Speaking at the ceremony, he said that his life was transformed by events, as he had just arrived in Ardoyne when he and Fr Aidan Troy were thrust into the Holy Cross Girls’ School blockade, which became an international news story.

He was 26 years ordained and had no experience in Northern Ireland. He recalled:
“My eyes were then opened to the enormity of the task of reconciling a divided community which from that moment became my life’s work.”

He acknowledged all those who have sacrificed so much for the work of peace and teaching people how to “love rather than hate”, and who have taken risks for peace and will never be recognised or thanked publicly.

He said that more work than ever needs to be done in the light of recent events. In particular, communities in the Ardoyne and the Shankill, who have suffered the most, have benefited least from the so-called peace dividend.

“Our mission is to continue to present alternatives and the ultimate alternative is hope,” he said.

He was just one of 13 individuals working across sport, the arts, the economy, engineering, peace building and the community who were honoured by the University at its 2017 summer graduations on 3 and 4 July.

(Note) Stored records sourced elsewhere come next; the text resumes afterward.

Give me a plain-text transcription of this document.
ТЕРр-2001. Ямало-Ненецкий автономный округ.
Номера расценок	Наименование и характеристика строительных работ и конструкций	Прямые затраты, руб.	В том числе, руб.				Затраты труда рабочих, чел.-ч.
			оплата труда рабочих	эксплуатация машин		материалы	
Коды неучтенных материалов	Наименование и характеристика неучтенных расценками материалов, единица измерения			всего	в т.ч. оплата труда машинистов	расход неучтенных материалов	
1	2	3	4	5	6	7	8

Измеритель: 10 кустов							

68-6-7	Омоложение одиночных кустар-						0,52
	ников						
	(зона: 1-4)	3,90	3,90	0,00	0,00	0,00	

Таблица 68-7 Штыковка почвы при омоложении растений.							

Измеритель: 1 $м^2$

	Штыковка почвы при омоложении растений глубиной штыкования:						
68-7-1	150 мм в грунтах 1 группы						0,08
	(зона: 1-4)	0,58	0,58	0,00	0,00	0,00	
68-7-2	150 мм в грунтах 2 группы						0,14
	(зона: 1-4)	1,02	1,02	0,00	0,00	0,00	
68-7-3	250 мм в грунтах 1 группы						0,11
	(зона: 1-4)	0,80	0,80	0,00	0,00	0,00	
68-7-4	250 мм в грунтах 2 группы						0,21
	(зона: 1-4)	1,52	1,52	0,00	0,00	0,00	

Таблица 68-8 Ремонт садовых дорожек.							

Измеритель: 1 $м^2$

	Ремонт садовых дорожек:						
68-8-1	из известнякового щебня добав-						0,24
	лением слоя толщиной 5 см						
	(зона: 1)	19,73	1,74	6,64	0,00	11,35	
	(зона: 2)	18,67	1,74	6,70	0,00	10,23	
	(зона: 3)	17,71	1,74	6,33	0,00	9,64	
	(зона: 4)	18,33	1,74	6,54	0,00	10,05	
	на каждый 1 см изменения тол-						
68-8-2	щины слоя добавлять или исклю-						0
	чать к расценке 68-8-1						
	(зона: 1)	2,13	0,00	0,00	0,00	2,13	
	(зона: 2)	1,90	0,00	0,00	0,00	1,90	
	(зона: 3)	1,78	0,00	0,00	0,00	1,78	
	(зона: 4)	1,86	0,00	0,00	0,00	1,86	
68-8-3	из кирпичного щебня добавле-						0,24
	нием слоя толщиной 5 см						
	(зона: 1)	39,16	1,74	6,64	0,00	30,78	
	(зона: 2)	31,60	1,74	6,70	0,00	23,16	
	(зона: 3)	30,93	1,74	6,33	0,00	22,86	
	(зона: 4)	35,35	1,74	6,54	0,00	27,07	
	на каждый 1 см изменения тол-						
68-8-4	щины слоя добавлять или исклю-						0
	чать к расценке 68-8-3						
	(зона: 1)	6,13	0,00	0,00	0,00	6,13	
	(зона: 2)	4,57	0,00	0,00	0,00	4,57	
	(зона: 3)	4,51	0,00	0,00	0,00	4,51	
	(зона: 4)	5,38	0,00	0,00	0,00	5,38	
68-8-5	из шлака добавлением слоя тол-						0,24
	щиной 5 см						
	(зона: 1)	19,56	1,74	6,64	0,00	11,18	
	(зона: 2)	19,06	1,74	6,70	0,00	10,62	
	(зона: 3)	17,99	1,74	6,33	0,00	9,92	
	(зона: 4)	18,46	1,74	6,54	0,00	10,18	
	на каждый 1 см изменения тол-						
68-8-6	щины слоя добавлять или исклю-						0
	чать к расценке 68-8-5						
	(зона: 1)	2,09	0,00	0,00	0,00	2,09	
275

“Each of these recipients has made an indelible mark in their field, advancing knowledge, building community, achieving excellence and above all acting as inspirational role models for us all,” said Professor Paddy Nixon, vice-chancellor, Ulster University. “They display leadership, progressive thinking, compassion, bravery, integrity and tenacity alongside superlative skills and talent – characteristics that we aim to instil in all our students.”

Fr Donegan, who was at Ardoyne’s Holy Cross Church, Belfast for 15 years, recently began working at Tobar Mhuire Retreat Centre in Crossgar. However, he continues his community work in Ardoyne.

Last year he spoke of the dangers he faced daily (see CatholicIreland.net 23 April 2016). As well as being rector when parents and children of Holy Cross Girls’ School had to walk the gauntlet of protesters each morning, he was in Ardoyne during a spate of suicides in which 13 teenagers took their own lives in a six-week period in 2004.

Fr Harry Coyle

He has been an intermediary between dissidents and authorities, and often between opposing communities. Earlier this year he was jostled and heckled by Loyalists after a parade, and he has often received threats.

He has stated that at times he has a bullet proof vest with him and that danger is “a reality of the nature of the work that I do”. However, he added, as he has said before: “The reality is I work where I work, I take the risks that I take – but I’m not Dougal out of ‘Fr Ted’, I don’t do daft things.”

Also conferred with an honorary doctorate was a Derry priest recognised for his “lifelong dedication to the promotion and teaching of the Irish language.”

Fr Harry Coyle was conferred in a special ceremony at the Four Seasons Health Care Home in Moneymore, where he now lives. Ulster University Vice Chancellor Paddy Nixon and Fr Harry’s closest friends and academic acquaintances were present.

Fr Coyle was born in the Waterside area of Derry in 1940, and studied languages at Queen’s University. He is fluent in a number of languages and has published a number of landmark books on the Irish language. He received many tributes from the university staff, his former teaching colleagues and pupils from St Patrick’s in Dungannon and among the wider Irish language community.